And so I would ask a question: which groups, over the next ten, fifty, one hundred years, are the ones who will seek greater freedoms as citizens of our country? When we are talking and thinking about history, we take the long view, generations, as Stephen did, Abraham, Joseph, Moses. A later prophet of our own country, Martin Luther King, Jr., who was also killed for his convictions, remarked, “The arc of the moral universe is long, but it bends toward justice”.

A third story, which prepares us for the ritual of this morning. There are many rituals related to Independence Day. There is one ritual around which we gather, and it is Holy Communion. Do this in remembrance of me, Jesus said. It was a ritual that had its roots in ancient practice, a dinner associated with freedom from slavery, the Passover. In this meal, Jesus said, he is our freedom.

Whenever we have communion, we use the words of the Great Thanksgiving. It tells the story of God’s providence in history: the creation of the world, the deliverance of the people from slavery, the giving of the law, the sending of the prophets, and then the rejection of the prophets, and then the sending of Jesus, and then his death, but later his resurrection, and then the sending of the Holy Spirit.

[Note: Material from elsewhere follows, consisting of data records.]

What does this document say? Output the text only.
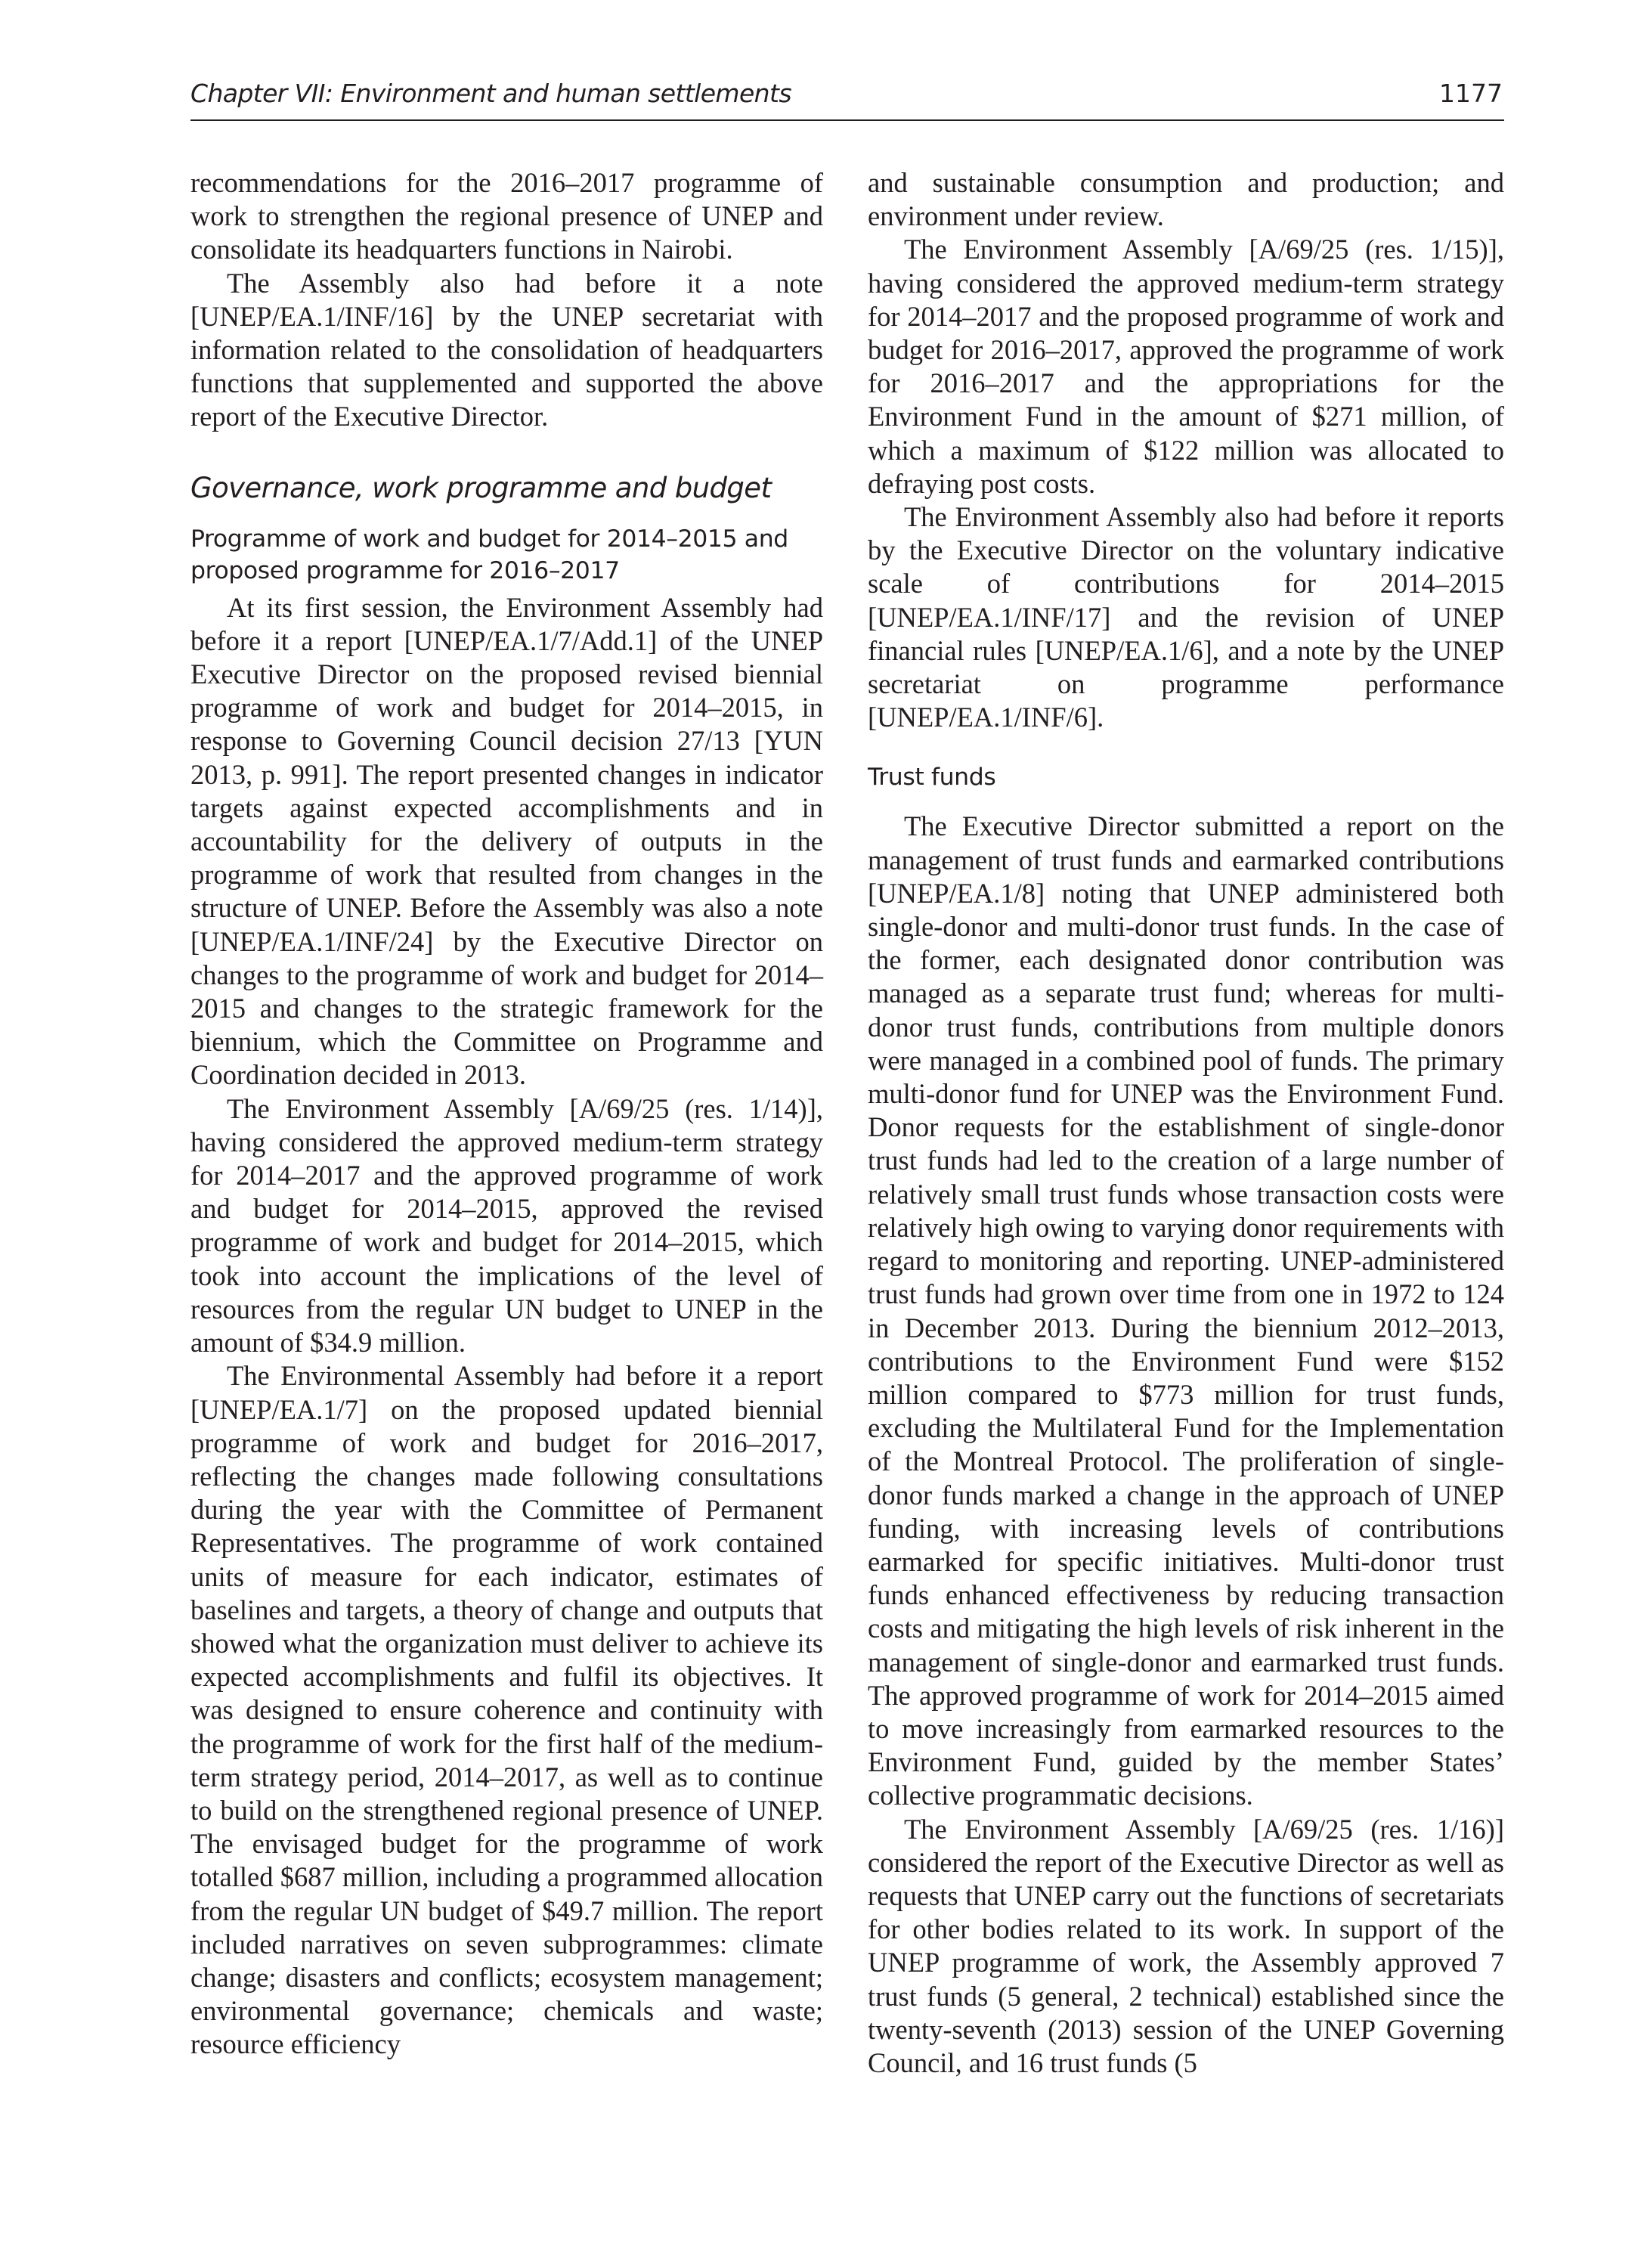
Chapter VII: Environment and human settlements	1177

recommendations for the 2016–2017 programme of work to strengthen the regional presence of UNEP and consolidate its headquarters functions in Nairobi.

The Assembly also had before it a note [UNEP/EA.1/INF/16] by the UNEP secretariat with information related to the consolidation of headquarters functions that supplemented and supported the above report of the Executive Director.

Governance, work programme and budget
Programme of work and budget for 2014–2015 and proposed programme for 2016–2017

At its first session, the Environment Assembly had before it a report [UNEP/EA.1/7/Add.1] of the UNEP Executive Director on the proposed revised biennial programme of work and budget for 2014–2015, in response to Governing Council decision 27/13 [YUN 2013, p. 991]. The report presented changes in indicator targets against expected accomplishments and in accountability for the delivery of outputs in the programme of work that resulted from changes in the structure of UNEP. Before the Assembly was also a note [UNEP/EA.1/INF/24] by the Executive Director on changes to the programme of work and budget for 2014–2015 and changes to the strategic framework for the biennium, which the Committee on Programme and Coordination decided in 2013.

The Environment Assembly [A/69/25 (res. 1/14)], having considered the approved medium-term strategy for 2014–2017 and the approved programme of work and budget for 2014–2015, approved the revised programme of work and budget for 2014–2015, which took into account the implications of the level of resources from the regular UN budget to UNEP in the amount of $34.9 million.

The Environmental Assembly had before it a report [UNEP/EA.1/7] on the proposed updated biennial programme of work and budget for 2016–2017, reflecting the changes made following consultations during the year with the Committee of Permanent Representatives. The programme of work contained units of measure for each indicator, estimates of baselines and targets, a theory of change and outputs that showed what the organization must deliver to achieve its expected accomplishments and fulfil its objectives. It was designed to ensure coherence and continuity with the programme of work for the first half of the medium-term strategy period, 2014–2017, as well as to continue to build on the strengthened regional presence of UNEP. The envisaged budget for the programme of work totalled $687 million, including a programmed allocation from the regular UN budget of $49.7 million. The report included narratives on seven subprogrammes: climate change; disasters and conflicts; ecosystem management; environmental governance; chemicals and waste; resource efficiency

and sustainable consumption and production; and environment under review.

The Environment Assembly [A/69/25 (res. 1/15)], having considered the approved medium-term strategy for 2014–2017 and the proposed programme of work and budget for 2016–2017, approved the programme of work for 2016–2017 and the appropriations for the Environment Fund in the amount of $271 million, of which a maximum of $122 million was allocated to defraying post costs.

The Environment Assembly also had before it reports by the Executive Director on the voluntary indicative scale of contributions for 2014–2015 [UNEP/EA.1/INF/17] and the revision of UNEP financial rules [UNEP/EA.1/6], and a note by the UNEP secretariat on programme performance [UNEP/EA.1/INF/6].

Trust funds

The Executive Director submitted a report on the management of trust funds and earmarked contributions [UNEP/EA.1/8] noting that UNEP administered both single-donor and multi-donor trust funds. In the case of the former, each designated donor contribution was managed as a separate trust fund; whereas for multi-donor trust funds, contributions from multiple donors were managed in a combined pool of funds. The primary multi-donor fund for UNEP was the Environment Fund. Donor requests for the establishment of single-donor trust funds had led to the creation of a large number of relatively small trust funds whose transaction costs were relatively high owing to varying donor requirements with regard to monitoring and reporting. UNEP-administered trust funds had grown over time from one in 1972 to 124 in December 2013. During the biennium 2012–2013, contributions to the Environment Fund were $152 million compared to $773 million for trust funds, excluding the Multilateral Fund for the Implementation of the Montreal Protocol. The proliferation of single-donor funds marked a change in the approach of UNEP funding, with increasing levels of contributions earmarked for specific initiatives. Multi-donor trust funds enhanced effectiveness by reducing transaction costs and mitigating the high levels of risk inherent in the management of single-donor and earmarked trust funds. The approved programme of work for 2014–2015 aimed to move increasingly from earmarked resources to the Environment Fund, guided by the member States’ collective programmatic decisions.

The Environment Assembly [A/69/25 (res. 1/16)] considered the report of the Executive Director as well as requests that UNEP carry out the functions of secretariats for other bodies related to its work. In support of the UNEP programme of work, the Assembly approved 7 trust funds (5 general, 2 technical) established since the twenty-seventh (2013) session of the UNEP Governing Council, and 16 trust funds (5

In many ways these three stories flow together, like streams that become a great river. Stephen, the first Christian martyr; our nation’s story; and the story of our family meal, the Lord’s Supper, Holy Communion.

These are our stories, ones that we remember with gratitude….and yet we do not gloss over the pain, the sacrifice, or the sin. And so these are stories that we also tell with great humility. We remember the martyrdom of Stephen. As he is being killed he says, about his torturers and to God in prayer, “Do not hold this sin against them”, echoing the words of Jesus, also remembered by Luke the historian in the 23rd chapter of his gospel, “Father, forgive them”.

We have this example of forgiveness, which is finally the greatest sacrifice and the path that families transform their pain and their sin on the way to the deeper reality of God’s grace and providence. The hymn we love is actually one that speaks to our history:

Through many dangers, toils and snares
I have already come
Tis grace that brought me safe thus far
And grace will lead me home.

In the presence of abundant grace, we confess that often we do not know our own history, we confess that we take the sacrifices of great men and women of faith for granted, we confess that we mistake blessing for privilege. This has always been the great temptation for Israel, for the church, and for America.

The purpose of a holiday, today set in the higher context of the worship of God, is to pause, to rest, to reflect, to give thanks for the gifts and blessings that we enjoy, to remember the history that has made us who we are, and, in our freedom, to imagine the future to which God is calling all of us.